Bugzilla – Bug 5489
Verify all sessions on an agent in one call
Last modified: 2017-03-20 17:09:11
You need to
before you can comment on or make changes to this bug.
We've got quite a few problems with the number of session verification calls
that's needed to work with the default 10 minute session_update_delay setting
in clusters with lots of users.
Instead of verifying all sessions with individual calls to agents per session,
we could do better by adding a XMLRPC call/handler that checks all sessions on
an agent at the same time.
This approach could cut down the number of calls required during each
session_update_delay from the number of sessions to the number of agents.
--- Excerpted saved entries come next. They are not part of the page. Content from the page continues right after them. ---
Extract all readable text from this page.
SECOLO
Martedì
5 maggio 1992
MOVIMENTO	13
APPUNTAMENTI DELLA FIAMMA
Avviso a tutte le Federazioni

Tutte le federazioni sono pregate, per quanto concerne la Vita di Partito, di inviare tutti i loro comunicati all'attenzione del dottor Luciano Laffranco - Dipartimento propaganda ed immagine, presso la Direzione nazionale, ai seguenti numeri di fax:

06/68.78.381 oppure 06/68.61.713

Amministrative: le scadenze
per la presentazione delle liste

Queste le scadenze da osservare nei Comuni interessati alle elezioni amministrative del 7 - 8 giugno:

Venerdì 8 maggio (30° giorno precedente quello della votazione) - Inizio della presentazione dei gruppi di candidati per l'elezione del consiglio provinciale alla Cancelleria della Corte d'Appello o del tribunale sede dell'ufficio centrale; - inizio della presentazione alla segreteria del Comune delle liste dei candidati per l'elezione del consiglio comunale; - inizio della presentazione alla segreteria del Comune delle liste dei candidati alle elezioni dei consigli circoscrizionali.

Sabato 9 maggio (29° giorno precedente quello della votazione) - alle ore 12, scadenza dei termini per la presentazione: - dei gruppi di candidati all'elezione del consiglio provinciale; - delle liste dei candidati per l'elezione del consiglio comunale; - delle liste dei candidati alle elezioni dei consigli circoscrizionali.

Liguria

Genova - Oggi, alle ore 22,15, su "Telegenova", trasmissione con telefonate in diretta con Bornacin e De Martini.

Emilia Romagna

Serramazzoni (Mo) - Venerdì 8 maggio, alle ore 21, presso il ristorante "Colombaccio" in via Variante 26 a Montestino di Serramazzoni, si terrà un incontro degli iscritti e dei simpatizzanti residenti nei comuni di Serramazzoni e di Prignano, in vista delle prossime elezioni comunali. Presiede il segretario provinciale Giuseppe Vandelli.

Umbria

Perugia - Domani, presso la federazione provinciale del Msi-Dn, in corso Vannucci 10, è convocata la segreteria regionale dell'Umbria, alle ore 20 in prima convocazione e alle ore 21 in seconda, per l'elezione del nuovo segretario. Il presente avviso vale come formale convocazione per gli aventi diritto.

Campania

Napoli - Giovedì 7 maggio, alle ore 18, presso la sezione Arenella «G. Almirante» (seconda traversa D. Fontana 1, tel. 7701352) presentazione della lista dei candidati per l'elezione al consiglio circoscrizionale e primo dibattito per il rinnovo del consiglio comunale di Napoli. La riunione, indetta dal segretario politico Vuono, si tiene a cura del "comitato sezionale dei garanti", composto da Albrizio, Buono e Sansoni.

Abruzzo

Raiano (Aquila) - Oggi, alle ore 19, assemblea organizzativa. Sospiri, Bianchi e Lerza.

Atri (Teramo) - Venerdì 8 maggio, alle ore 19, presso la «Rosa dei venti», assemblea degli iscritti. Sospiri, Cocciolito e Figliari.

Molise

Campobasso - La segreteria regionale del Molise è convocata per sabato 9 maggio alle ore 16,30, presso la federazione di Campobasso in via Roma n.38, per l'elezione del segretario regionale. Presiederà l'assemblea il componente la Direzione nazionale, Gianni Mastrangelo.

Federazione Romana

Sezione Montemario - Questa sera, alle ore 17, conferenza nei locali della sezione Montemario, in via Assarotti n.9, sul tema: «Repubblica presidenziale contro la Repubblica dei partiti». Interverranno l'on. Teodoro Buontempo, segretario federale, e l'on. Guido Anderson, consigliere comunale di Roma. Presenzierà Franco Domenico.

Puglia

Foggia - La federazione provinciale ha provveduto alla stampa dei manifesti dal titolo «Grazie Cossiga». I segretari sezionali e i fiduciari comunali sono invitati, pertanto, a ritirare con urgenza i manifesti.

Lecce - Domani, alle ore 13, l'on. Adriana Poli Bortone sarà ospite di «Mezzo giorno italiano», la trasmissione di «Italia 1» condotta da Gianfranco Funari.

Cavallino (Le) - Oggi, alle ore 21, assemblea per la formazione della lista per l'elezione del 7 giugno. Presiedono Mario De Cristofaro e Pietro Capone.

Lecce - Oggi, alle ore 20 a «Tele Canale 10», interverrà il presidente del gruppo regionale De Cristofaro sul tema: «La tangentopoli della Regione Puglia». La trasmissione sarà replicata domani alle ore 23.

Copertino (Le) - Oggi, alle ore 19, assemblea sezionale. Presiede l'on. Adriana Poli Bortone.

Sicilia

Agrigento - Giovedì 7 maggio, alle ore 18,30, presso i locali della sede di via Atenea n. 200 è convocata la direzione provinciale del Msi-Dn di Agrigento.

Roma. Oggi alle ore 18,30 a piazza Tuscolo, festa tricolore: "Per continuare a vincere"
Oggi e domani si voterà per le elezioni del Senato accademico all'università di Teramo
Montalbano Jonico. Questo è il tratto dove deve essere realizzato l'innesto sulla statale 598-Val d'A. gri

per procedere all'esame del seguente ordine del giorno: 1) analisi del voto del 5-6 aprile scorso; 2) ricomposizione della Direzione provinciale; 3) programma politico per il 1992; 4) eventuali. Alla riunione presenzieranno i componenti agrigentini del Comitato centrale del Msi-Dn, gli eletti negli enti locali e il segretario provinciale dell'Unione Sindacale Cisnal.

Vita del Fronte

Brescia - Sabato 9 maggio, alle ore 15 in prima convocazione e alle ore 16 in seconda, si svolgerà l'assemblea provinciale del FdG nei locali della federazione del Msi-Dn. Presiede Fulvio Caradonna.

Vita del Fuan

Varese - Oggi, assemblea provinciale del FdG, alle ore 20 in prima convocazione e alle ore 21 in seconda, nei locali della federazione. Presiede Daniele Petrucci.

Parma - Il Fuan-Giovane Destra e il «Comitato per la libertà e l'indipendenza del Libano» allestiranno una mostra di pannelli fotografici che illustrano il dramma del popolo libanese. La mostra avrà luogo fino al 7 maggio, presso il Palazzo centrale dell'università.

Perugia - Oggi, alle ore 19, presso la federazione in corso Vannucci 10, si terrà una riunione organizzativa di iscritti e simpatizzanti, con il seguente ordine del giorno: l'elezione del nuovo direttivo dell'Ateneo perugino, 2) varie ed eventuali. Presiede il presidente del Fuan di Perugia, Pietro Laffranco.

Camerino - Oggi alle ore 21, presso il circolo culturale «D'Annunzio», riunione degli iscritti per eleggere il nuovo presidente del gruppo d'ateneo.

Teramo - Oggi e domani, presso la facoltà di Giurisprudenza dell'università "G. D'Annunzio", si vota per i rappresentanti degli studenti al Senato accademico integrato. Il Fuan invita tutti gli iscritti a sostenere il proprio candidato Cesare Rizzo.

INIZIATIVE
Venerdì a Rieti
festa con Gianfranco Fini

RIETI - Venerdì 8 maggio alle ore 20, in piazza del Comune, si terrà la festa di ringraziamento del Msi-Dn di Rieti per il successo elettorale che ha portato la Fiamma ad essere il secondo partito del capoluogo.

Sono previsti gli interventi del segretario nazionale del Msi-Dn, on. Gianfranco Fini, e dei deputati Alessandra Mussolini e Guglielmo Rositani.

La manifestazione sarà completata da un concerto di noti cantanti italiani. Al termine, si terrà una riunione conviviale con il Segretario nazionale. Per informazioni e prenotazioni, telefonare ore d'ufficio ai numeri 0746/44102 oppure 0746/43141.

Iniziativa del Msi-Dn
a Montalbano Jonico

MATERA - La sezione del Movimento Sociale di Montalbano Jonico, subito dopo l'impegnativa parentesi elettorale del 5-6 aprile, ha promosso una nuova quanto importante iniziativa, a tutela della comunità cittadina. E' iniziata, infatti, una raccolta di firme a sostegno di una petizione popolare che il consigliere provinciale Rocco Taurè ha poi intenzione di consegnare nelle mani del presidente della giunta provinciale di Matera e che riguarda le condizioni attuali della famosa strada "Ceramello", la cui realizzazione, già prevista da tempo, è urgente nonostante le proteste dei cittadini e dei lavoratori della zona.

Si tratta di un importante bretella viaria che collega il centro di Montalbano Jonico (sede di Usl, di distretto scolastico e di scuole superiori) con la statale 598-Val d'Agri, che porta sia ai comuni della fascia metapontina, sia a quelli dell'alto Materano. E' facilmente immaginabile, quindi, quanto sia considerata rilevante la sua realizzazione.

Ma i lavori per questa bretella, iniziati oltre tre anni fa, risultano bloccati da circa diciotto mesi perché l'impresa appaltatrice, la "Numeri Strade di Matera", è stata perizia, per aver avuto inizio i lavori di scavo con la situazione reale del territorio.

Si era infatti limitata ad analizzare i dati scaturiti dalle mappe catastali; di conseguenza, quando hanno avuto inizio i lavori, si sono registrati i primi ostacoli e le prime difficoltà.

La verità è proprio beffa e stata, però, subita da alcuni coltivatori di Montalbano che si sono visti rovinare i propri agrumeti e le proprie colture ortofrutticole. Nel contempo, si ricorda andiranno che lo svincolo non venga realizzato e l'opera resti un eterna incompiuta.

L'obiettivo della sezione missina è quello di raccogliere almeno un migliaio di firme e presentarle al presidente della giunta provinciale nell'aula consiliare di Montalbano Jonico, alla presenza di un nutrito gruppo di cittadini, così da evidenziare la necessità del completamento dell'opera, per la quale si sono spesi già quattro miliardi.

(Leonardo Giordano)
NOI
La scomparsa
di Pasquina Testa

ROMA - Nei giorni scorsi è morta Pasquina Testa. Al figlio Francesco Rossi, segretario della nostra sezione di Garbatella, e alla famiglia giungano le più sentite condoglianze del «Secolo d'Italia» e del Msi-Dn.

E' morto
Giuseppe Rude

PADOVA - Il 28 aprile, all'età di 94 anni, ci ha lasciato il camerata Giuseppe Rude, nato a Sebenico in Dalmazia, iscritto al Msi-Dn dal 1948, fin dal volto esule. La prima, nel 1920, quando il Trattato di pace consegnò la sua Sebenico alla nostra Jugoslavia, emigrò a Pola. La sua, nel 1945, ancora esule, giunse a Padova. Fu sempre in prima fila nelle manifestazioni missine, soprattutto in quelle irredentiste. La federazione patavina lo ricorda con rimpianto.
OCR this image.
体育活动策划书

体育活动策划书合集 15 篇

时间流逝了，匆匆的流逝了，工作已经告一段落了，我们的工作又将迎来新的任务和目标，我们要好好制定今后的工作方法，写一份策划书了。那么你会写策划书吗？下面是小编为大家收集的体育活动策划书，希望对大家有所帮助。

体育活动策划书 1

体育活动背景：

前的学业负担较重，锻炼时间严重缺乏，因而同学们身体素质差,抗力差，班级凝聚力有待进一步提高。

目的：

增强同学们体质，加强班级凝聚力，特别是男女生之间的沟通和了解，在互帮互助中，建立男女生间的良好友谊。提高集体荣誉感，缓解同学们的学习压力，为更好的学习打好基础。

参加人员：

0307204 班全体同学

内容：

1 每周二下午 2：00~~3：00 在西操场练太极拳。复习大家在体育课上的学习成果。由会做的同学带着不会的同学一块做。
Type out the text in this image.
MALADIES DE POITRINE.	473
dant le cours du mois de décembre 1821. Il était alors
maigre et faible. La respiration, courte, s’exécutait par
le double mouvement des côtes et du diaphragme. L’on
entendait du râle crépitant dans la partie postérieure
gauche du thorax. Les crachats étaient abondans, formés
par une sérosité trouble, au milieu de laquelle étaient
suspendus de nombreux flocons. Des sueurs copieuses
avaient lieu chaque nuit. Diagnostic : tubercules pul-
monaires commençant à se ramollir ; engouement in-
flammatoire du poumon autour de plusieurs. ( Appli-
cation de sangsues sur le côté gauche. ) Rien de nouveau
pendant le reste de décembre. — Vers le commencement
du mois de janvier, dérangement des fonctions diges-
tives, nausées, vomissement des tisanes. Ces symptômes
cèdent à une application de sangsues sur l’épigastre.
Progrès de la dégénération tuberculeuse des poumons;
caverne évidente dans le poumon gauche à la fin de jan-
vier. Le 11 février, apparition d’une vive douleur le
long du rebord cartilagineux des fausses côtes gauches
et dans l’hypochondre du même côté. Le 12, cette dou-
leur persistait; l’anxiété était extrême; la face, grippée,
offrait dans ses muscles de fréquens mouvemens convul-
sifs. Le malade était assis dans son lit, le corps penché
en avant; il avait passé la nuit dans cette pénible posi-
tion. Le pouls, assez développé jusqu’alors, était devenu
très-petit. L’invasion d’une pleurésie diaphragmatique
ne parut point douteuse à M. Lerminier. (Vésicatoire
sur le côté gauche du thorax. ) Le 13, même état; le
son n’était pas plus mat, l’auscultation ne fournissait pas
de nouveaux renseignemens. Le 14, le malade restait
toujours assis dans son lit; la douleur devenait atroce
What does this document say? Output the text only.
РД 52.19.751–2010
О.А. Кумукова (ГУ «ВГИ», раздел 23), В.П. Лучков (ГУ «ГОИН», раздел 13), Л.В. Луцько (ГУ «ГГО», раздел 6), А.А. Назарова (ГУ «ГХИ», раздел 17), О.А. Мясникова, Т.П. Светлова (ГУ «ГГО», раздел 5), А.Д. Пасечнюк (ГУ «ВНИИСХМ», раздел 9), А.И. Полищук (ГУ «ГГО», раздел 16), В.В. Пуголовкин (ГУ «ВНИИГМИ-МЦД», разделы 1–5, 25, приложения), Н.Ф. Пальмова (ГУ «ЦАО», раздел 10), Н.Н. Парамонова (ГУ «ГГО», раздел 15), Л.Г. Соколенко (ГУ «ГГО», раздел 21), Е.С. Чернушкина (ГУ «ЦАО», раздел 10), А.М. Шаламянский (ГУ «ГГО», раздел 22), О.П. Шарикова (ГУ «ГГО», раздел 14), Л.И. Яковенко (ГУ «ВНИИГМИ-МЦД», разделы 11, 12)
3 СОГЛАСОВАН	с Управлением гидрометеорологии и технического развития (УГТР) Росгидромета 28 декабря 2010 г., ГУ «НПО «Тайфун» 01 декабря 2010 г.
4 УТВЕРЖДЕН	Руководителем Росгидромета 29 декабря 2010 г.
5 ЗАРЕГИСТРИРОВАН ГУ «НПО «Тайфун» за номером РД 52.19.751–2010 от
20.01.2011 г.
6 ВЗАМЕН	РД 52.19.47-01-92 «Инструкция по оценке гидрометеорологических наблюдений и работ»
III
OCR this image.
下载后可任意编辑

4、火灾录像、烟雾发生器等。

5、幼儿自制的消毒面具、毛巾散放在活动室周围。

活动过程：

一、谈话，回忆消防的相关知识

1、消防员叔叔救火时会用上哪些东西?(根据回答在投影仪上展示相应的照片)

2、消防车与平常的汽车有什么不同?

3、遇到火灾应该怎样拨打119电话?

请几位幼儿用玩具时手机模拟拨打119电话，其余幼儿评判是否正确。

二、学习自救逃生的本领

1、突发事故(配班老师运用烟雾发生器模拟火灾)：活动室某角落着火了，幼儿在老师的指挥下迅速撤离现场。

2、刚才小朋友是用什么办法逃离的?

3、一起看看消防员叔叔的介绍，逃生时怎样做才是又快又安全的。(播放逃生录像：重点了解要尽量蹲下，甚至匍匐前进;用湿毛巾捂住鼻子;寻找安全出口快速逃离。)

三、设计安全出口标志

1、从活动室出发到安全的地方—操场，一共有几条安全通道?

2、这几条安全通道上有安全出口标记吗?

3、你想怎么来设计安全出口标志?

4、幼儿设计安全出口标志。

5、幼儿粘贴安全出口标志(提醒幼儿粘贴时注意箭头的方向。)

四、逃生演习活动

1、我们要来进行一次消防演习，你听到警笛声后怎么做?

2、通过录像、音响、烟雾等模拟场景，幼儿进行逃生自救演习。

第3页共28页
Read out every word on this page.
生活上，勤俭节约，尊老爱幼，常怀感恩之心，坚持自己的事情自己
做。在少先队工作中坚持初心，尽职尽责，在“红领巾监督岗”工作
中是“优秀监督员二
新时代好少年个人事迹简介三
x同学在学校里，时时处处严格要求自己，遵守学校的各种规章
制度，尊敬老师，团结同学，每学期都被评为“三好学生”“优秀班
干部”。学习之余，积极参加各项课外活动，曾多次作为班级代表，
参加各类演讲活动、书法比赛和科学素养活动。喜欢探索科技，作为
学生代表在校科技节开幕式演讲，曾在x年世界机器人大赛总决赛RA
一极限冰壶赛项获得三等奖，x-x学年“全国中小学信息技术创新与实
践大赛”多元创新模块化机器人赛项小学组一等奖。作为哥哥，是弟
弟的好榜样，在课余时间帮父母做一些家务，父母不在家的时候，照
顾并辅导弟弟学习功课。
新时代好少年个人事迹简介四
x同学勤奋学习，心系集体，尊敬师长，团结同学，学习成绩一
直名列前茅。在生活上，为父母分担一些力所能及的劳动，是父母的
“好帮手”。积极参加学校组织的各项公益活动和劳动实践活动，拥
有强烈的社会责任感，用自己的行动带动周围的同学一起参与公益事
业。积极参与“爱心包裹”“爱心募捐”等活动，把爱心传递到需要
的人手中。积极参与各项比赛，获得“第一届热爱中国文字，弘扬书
There is a consensus about a principal design which involves one job on the
server that iterates over the sessions in the session database and groups
sessions per agent and then asks each agent to verify its sessions.
The test TestSessionOnRemovedAgent caught a change in behaviour in the new
code; we now verify existing sessions right away after the server starts.
Previously we would do so after a delay.
We need to decide if we want to keep this behaviour or not. One possible
problem could be that we are racing with the agent when starting up and might
mark those sessions as unverified.
We've also failed to implement VerifySessionsCall.handle_known_errors(), which
the test TestSessionOnDeadAgent has detected.
Works well. We've tested:
- Periodic check: alive, dead, timeout
- Reconnect: alive, dead
- Shadow: alive, dead
- HA: no scenario found (see bug 6146), we have unit tests though
- tlwebadm: alive, dead, connect/disconnect
Also checked socket usage and it seems to be doing fine on a single port per
agent (or less). I had a master/agent pair and 100 sessions on the agent. Only
port 1023 was used on the master.